And, according to the campaign, the Public Option 401(k)’s Retirement Account will have “all the tax benefits of a 401(k), either traditional or Roth.”

Impact on Existing Plans

For those wondering how this proposal affects those who already have a plan, Buttigieg notes that employers will be exempt from the requirement to offer the Public Option 401(k) if they offer a defined benefit pension or a 401(k) or similar account “with a sizeable employer match or otherwise successful and generous retirement package instead.” No, neither sizeable, successful nor generous are defined, though it does claim that “guardrails” (such as a special maximum contribution limit in the Public Option 401(k) like in current SIMPLE plans) will “further protect” current 401(k) plans. 

However, the proposal may offer a preview of where this is going.
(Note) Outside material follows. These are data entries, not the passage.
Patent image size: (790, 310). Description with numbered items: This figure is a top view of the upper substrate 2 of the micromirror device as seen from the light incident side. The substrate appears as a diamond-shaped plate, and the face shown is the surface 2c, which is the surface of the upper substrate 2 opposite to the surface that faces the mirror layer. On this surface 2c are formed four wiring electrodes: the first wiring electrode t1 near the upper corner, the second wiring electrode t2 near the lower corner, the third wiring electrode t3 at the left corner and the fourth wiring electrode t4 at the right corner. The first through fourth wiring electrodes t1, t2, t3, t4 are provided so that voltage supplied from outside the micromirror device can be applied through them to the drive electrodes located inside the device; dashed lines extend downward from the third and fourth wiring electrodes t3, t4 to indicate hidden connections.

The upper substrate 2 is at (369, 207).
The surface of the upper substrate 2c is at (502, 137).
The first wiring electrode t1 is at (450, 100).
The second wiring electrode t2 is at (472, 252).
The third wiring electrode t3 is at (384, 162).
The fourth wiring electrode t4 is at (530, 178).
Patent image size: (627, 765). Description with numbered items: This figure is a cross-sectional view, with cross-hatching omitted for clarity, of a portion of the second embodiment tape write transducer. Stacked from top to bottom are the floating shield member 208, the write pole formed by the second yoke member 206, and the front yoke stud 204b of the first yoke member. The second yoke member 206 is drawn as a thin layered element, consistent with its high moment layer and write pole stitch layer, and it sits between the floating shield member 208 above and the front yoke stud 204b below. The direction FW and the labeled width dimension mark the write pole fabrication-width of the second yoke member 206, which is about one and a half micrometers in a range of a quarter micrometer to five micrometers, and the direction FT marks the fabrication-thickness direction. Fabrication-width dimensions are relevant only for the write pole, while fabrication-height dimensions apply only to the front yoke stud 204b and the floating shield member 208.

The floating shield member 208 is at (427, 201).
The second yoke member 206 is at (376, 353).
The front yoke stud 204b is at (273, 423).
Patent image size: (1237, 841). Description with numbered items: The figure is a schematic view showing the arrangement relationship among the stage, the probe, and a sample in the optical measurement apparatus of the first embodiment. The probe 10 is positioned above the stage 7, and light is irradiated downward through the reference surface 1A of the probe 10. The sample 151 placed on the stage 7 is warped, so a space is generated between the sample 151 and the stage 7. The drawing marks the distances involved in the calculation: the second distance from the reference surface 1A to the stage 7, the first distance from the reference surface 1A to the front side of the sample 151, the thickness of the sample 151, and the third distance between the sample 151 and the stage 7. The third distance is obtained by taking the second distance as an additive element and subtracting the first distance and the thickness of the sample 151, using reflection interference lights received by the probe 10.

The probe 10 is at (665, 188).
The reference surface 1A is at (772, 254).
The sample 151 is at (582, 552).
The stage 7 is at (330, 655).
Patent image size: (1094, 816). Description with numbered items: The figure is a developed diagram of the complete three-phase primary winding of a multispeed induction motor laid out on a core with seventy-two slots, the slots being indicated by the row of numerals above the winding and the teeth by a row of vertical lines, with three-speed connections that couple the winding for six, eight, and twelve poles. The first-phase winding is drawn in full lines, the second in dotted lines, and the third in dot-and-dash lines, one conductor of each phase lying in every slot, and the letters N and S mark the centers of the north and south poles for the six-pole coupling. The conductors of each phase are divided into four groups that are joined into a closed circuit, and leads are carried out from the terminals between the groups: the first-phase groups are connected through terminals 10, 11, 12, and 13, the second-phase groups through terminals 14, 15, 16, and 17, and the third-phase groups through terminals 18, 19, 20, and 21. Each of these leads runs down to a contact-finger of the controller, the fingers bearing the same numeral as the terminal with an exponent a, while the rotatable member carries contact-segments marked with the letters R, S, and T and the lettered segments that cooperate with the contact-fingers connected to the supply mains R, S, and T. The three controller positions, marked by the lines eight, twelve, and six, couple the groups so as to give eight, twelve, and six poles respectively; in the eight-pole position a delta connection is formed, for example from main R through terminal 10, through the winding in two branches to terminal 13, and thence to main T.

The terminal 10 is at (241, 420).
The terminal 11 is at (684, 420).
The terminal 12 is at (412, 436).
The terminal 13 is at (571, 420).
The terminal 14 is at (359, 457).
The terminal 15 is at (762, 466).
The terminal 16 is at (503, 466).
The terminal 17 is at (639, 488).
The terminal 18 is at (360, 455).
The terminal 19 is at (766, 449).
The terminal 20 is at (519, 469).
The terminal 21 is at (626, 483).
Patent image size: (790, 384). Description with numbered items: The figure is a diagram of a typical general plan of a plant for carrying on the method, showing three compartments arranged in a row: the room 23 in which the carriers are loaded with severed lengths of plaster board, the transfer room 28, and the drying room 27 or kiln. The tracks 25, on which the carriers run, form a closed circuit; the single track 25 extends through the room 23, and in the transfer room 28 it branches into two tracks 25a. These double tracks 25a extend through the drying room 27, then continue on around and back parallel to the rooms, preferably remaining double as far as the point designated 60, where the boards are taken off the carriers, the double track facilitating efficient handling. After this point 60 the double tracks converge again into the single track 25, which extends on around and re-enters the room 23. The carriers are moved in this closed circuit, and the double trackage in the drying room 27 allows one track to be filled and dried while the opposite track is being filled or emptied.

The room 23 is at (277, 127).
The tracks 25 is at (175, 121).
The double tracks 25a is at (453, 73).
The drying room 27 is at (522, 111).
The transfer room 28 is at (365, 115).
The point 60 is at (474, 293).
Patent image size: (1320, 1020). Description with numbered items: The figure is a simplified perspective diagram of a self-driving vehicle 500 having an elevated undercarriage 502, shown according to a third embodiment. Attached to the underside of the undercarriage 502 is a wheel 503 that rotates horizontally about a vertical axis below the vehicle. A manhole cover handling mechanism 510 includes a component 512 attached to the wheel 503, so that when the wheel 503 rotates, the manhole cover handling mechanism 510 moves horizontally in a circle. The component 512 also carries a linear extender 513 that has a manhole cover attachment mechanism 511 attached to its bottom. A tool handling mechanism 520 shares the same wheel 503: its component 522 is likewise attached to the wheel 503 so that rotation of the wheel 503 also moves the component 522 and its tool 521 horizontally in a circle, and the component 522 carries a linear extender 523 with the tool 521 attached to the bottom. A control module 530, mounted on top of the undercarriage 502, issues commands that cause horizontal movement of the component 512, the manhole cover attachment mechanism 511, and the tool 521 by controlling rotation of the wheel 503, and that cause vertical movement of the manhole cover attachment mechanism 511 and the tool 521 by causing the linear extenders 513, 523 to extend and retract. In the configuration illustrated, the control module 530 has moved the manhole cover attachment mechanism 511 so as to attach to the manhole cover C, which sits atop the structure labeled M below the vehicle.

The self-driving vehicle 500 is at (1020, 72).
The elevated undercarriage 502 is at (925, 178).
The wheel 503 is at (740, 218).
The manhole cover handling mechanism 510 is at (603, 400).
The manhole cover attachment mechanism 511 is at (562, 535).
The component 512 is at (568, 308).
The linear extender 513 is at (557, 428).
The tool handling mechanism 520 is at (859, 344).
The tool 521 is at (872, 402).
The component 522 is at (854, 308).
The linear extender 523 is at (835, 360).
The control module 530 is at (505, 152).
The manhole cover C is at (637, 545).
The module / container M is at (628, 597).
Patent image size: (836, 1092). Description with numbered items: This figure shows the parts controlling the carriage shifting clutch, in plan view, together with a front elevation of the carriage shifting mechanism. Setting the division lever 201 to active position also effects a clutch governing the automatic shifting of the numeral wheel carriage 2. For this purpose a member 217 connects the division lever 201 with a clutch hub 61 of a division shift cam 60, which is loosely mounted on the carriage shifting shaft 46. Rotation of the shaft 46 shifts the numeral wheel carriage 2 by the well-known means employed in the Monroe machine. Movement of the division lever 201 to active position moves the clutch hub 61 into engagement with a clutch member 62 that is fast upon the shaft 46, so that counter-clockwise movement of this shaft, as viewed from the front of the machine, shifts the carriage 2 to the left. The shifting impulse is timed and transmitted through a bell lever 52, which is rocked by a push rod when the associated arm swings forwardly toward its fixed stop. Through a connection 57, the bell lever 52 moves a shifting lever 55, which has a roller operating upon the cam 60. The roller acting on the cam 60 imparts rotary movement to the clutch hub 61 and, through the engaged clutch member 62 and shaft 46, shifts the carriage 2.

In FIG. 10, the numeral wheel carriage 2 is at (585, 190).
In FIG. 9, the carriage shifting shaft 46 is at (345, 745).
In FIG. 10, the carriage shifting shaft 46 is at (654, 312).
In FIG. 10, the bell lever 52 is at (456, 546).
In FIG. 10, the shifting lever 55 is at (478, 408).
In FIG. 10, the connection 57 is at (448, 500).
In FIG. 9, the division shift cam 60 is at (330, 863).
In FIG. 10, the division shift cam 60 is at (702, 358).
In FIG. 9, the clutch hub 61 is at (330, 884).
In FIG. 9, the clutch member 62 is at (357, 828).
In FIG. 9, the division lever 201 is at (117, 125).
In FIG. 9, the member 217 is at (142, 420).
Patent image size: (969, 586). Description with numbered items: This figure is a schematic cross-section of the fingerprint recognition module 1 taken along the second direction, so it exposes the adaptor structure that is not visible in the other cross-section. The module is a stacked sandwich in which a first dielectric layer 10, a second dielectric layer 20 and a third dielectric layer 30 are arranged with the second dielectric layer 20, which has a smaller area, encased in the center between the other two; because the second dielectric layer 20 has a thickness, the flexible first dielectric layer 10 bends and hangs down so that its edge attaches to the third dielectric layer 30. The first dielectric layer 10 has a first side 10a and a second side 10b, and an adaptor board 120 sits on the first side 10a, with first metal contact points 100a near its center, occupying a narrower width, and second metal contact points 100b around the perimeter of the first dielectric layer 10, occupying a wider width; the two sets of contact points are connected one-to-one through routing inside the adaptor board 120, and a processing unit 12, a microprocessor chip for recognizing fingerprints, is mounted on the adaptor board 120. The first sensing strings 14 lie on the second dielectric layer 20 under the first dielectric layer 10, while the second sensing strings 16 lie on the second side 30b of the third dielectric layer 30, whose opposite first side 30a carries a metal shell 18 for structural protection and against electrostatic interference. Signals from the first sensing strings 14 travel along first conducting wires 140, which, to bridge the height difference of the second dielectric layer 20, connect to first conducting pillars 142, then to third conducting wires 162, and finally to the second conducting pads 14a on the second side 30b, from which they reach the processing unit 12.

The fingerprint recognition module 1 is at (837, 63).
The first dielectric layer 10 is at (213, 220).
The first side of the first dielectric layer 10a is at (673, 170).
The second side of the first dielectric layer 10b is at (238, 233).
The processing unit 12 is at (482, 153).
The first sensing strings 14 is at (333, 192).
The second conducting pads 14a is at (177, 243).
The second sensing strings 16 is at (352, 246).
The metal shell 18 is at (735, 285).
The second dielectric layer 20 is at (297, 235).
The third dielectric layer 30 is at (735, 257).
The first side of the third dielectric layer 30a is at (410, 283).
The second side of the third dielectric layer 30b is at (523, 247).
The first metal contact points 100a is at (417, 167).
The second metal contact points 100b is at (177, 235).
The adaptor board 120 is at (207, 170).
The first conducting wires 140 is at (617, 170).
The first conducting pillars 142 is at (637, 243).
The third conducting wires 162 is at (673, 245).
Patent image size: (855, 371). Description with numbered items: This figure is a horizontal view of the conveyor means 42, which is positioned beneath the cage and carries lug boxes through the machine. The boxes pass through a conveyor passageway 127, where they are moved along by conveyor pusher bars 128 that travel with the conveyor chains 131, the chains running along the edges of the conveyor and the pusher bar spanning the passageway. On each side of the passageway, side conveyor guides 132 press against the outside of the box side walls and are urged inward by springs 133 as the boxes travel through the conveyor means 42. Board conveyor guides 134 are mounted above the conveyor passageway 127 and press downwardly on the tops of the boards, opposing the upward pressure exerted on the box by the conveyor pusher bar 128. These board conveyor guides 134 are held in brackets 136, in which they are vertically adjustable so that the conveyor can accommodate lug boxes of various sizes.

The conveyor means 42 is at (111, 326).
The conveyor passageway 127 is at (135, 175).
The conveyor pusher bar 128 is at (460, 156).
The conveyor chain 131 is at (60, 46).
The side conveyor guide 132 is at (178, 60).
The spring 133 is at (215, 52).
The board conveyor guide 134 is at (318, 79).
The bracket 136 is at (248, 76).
It explains that the employer match under the Public Option 401(k) is “generous” – noting that “whereas current employers tend to contribute only seventy cents for each dollar of employee 401(k) contribution, employers under the Public Option 401(k) will contribute two dollars.” 

Note that this “Public Option 401(k)” will first be available at large employers, while it is “building toward a seamless, streamlined, hassle-free system for medium and eventually smaller employers.” 

Oh – and workers can not only take their Public Option 401(k)s with them from job to job and retain their opt-in choice from a previous job, they would also be able to “seamlessly roll their prior 401(k)s into the Public Option 401(k) when they switch jobs…”.

“Apparently, Mayor Pete is subscribing to the view of many of his other Democratic presidential candidate colleagues that the government always does it better,” notes Brian Graff, CEO of the American Retirement Association.